Chris prossegue dizendo que “depois, quando eu vi a extensão dramática do personagem, entendi que, sim, tratava-se de um chamado. Durante o período em que morei em Portugal eu tive um convite a ler a obra de Kardec (1804-1869), e é algo impressionante esse trabalho da mediunidade, dos espíritos…”

A novela “A viagem” foi como um portal de volta ao Brasil – Christiane Torloni

A transcedentalidade existente na obra de Ivani Ribeiro (1922-1995) é entendida por Christiane como uma “experiência metafísica em vários aspectos. Não há a menor dúvida”. E a atriz dedica à falecida autora os momentos mais felizes de sua carreira na TV: “Ivani reconheceu em mim uma missão muito clara. Quem poderia imaginar que eu faria papéis que foram da Eva Wilma (1933-2021). E eu vivi personagens interpretados por ela em três ocasiões, sendo duas em novelas da Ivani”. Além de “A Viagem”, Torloni viveu Jô Penteado, de “A Gata Comeu”, remake de “A Barba Azul”, da Tupi, na qual Wilma interpretou a protagonista. O terceiro personagem de Chris, anteriormente vivido por Eva foi a Rebeca de “Tititi” (2010). A novela dos anos 2000 usou parte da trama de “Plumas e Paetês” (1980) em sua narrativa e foi nesta última que a finada atriz trabalhara. Ao contrário de “A Viagem” e “A gata Comeu”, “Tititi” e “Plumas” foram escritas por Cassiano Gabus Mendes (1927-1993).

Torloni segue dizendo que entre ela e Ribeiro havia uma grande “sintonia e eu acho que essas coisas não se dissipam, elas são transcendentais, metafísicas. Jô Penteado e Dinah, de “A Gata Comeu” e “A Viagem”, respectivamente, são testemunhas de transformação através do amor”. Christiane segue dizendo que, devido à escrita de seu livro de memórias flagrou-se com um bilhete à mão, por Ivani, que a emocionara sobremaneira. Ainda na seara do sobrenatural, a atriz pensa que o mistério da vida passa pela arte.

A arte é o caminho para poder navegar nesse oceano que é a vida com todas as suas ventanias, calmarias, encontros de lugares incríveis, despedidas, reencontros… Como diria Fernando Pessoa (1888-1935), navegar é preciso, né? – Christiane Torloni

Alexandre em “A Viagem”. Vião fez sucesso (Foto: Acervo/Globo)

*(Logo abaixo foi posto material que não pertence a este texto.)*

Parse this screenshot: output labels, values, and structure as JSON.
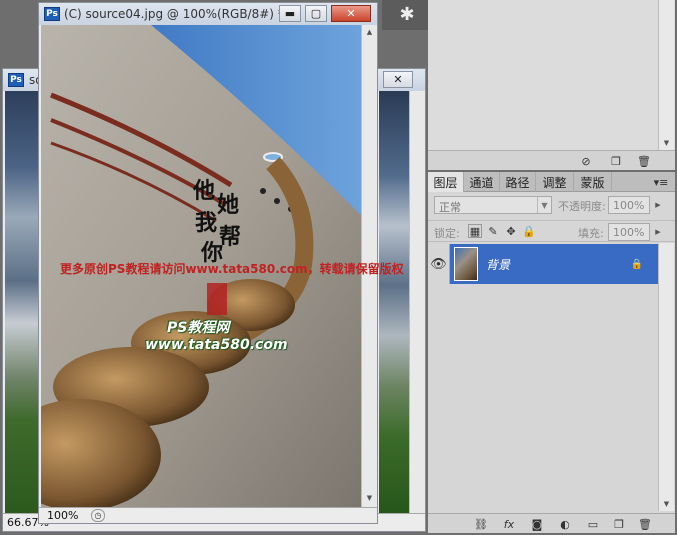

Guilherme diz sobre Alexandre, seu personagem, que o impacto que ele causou é realmente fabuloso. “Eu, como ator, me sinto honrado de ter feito há 30 anos e que repercuta tanto ainda e tenha virado um ativo digital, meme, figurinha, é popular. Fico muito orgulhoso e satisfeito em ver que ele é importante na vida das pessoas”.

Foi um encontro feliz entre um ator e um personagem. É um dos quais eu me orgulho de ter interpretado, tal como o Marcos de “Mulheres de Areia” ou o Dilermando Assis de “Desejo”, assim como o meu longa, que me orgulho de ter feito. Sou muito cioso das coisas que fiz. Não é preciso trabalhar muito para ser feliz, mas para se estar na posteridade – Guilherme Fontes

A Viagem continua a ser um marco na teledramaturgia brasileira, não apenas pelo sucesso de suas reprises, mas pela profundidade de sua temática e pelo impacto que deixou no público e no elenco. A novela transcende gerações, abordando questões espirituais e emocionais que permanecem atuais. O legado de Ivani Ribeiro segue vivo, refletido na admiração dos atores e no carinho do público, provando que algumas histórias são atemporais e sempre encontrarão um novo público para se emocionar e refletir.